【ビデオ】フォード、ピックアップトラックの牽引性能をテストする新型デバイスを公開
ヘビーデューティーなピックアップトラックの顧客は、荷物を載せたトレーラーを牽引しながら急な傾斜の坂道を上ることができるモデルを求めるものだ。では、メーカーはどうやって自社の製品がそんな使用に応えられるかどうかを検証するのか、考えてみたことはあるだろうか? フォードは、平坦な道でも30%勾配の負荷を再現できるハイテク・トレーラーを開発し、テスト中のトラックにこれを牽引させることで、同社のアリゾナ州にある性能試験場が全くの平地であるという問題を解決した。

このトレーラーは内部に動力計(ダイナモメータ)を搭載しており、最大5,620ポンド(およそ2.6トン)の抵抗力を発生させて急勾配での負荷を再現する。さらに、米国自動車業界の標準牽引規格試験の基準に使われるデービスダムや、急勾配で知られるタウネ・パスなどの実在の場所の勾配データを入力することも可能だ。プロトタイプのトラックを一般の好奇の目にさらすことなく、自社専用の試験場で、このような難易度の高い環境での走行試験を実施できるというわけだ。

フォードがプロモーション用に制作した下のビデオでは、この装置を実際に走行試験で使用している模様が紹介されている。
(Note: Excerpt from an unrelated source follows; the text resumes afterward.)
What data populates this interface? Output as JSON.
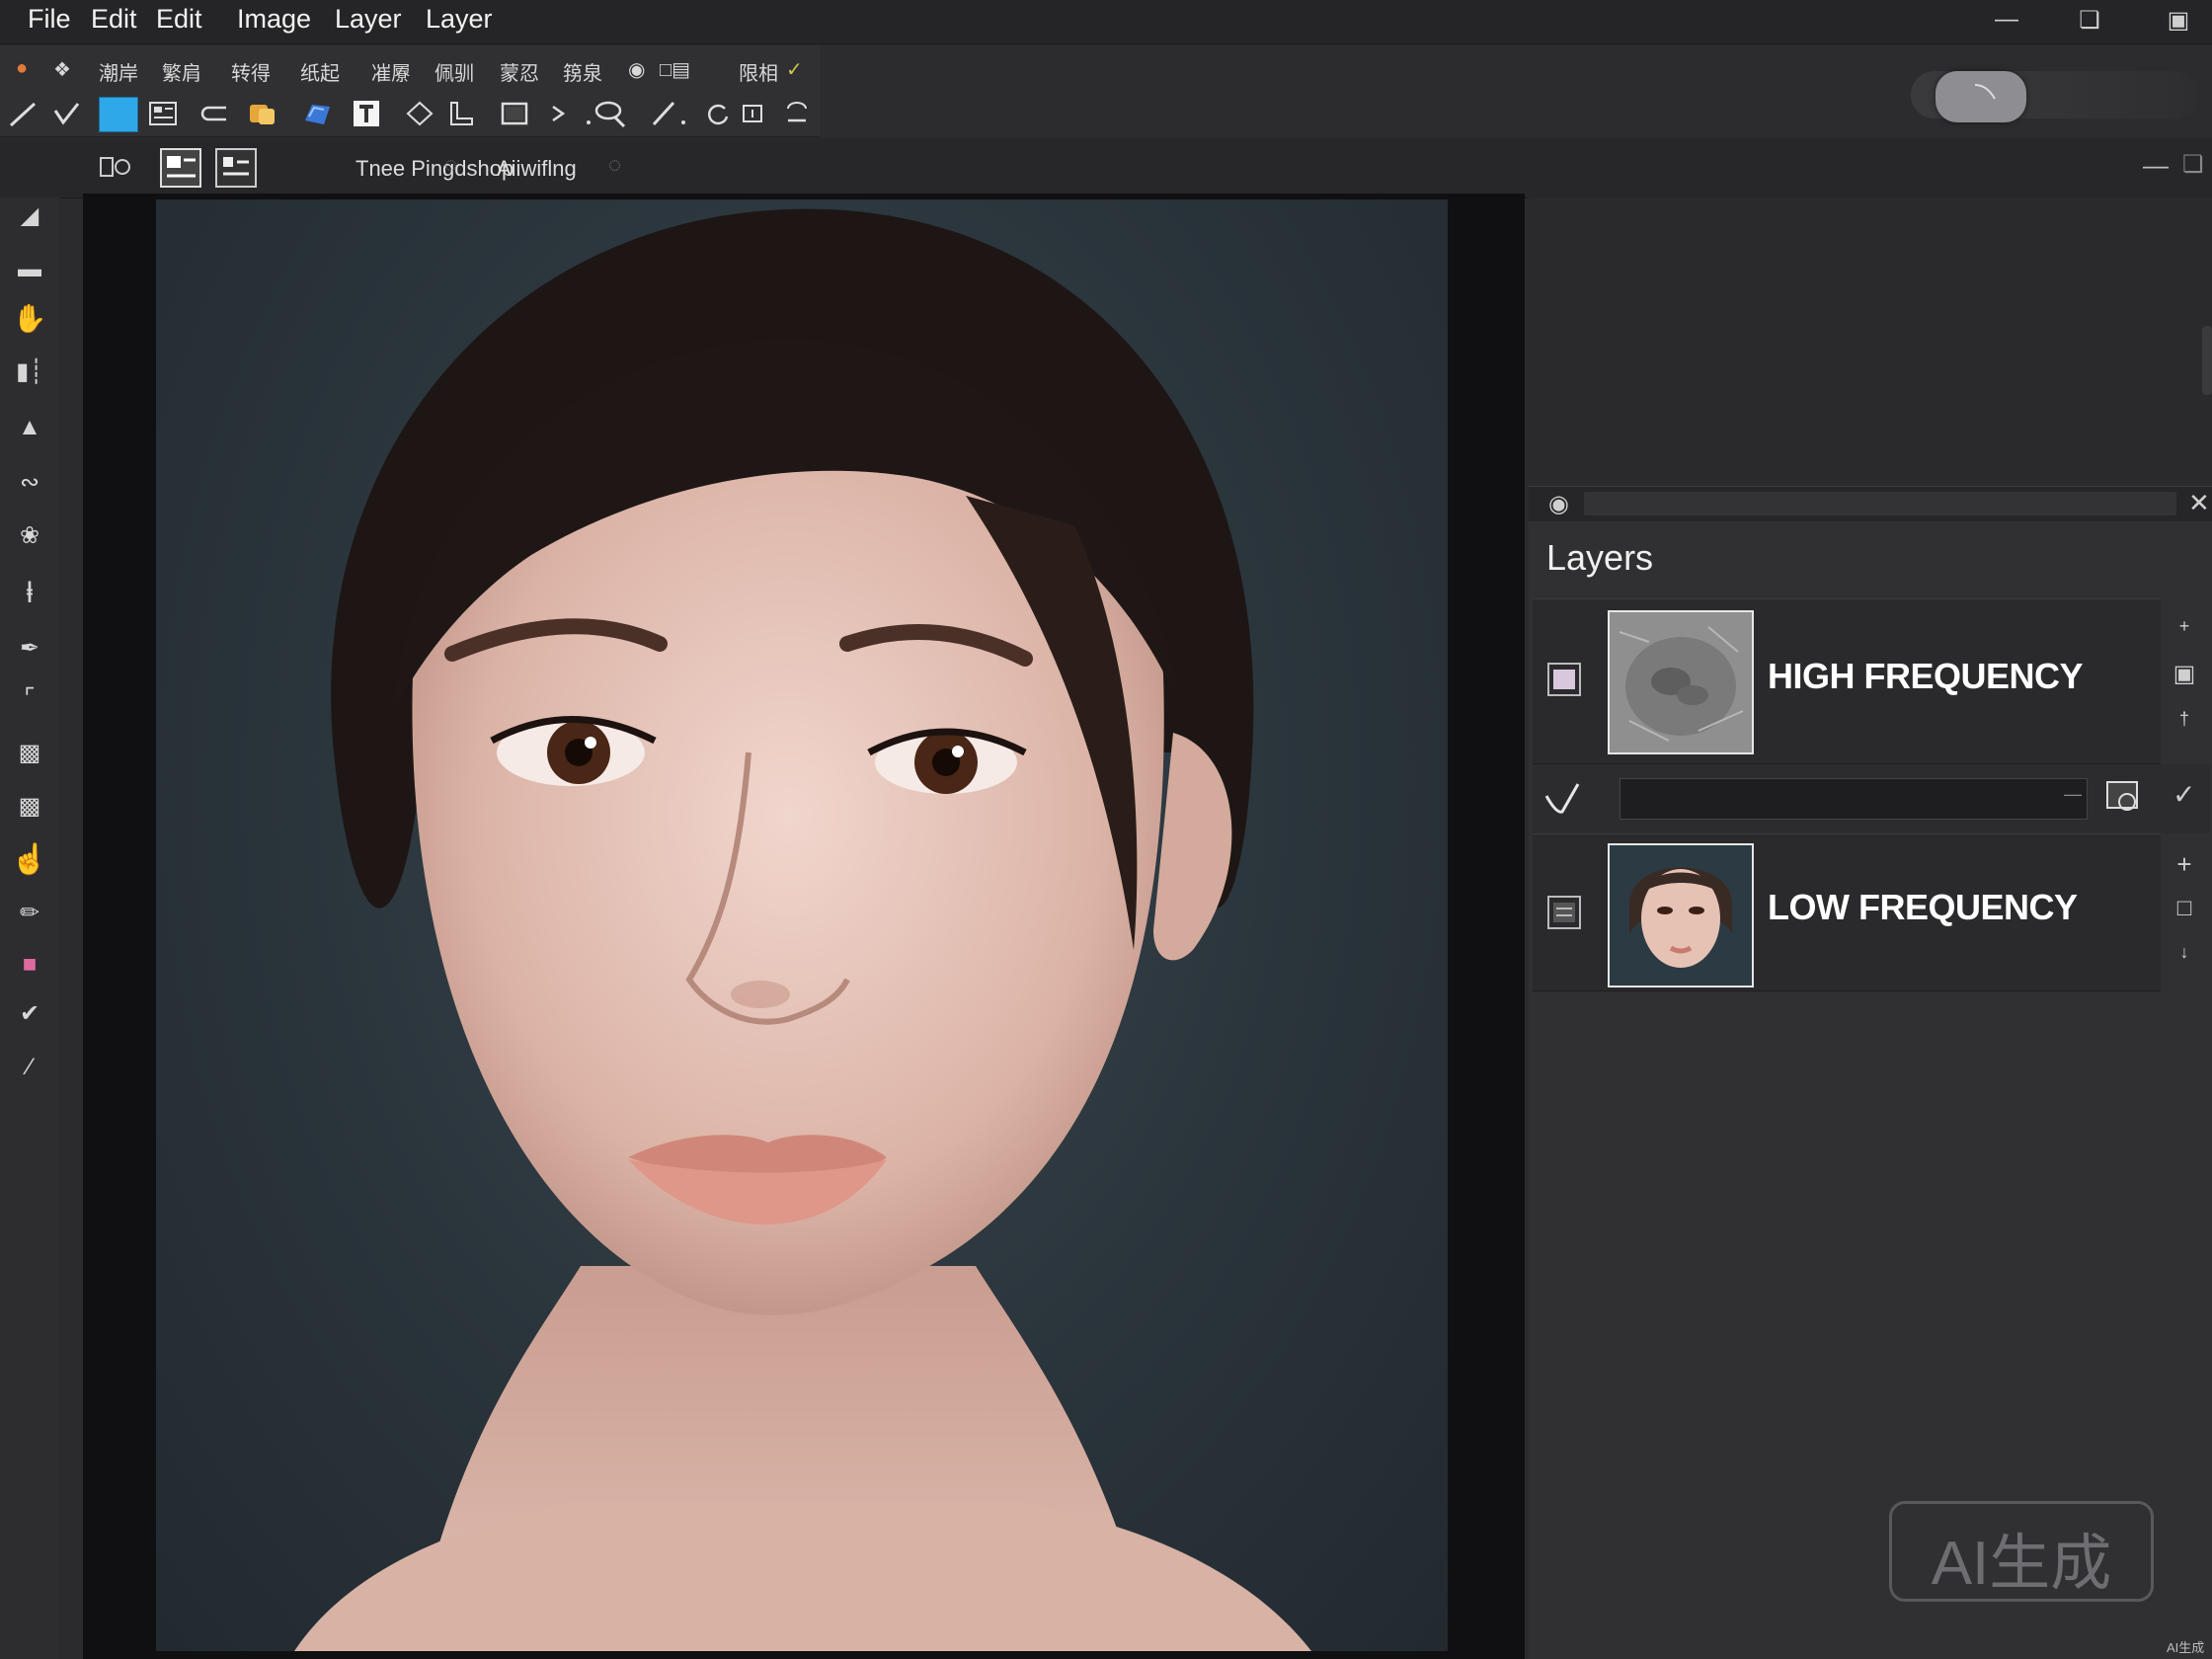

テスト・ドライバーがトラックの運転席で負荷を調整している様子も確認できるだろう。フォードにはこれまで25年間、同じ様な試験機材を使用していたのだが、これがいとも簡単に新型「Fシリーズ スーパーデューティ」に引っ張られてしまった。そのため、エンジニアがより強力なシステムを開発したのだそうだ。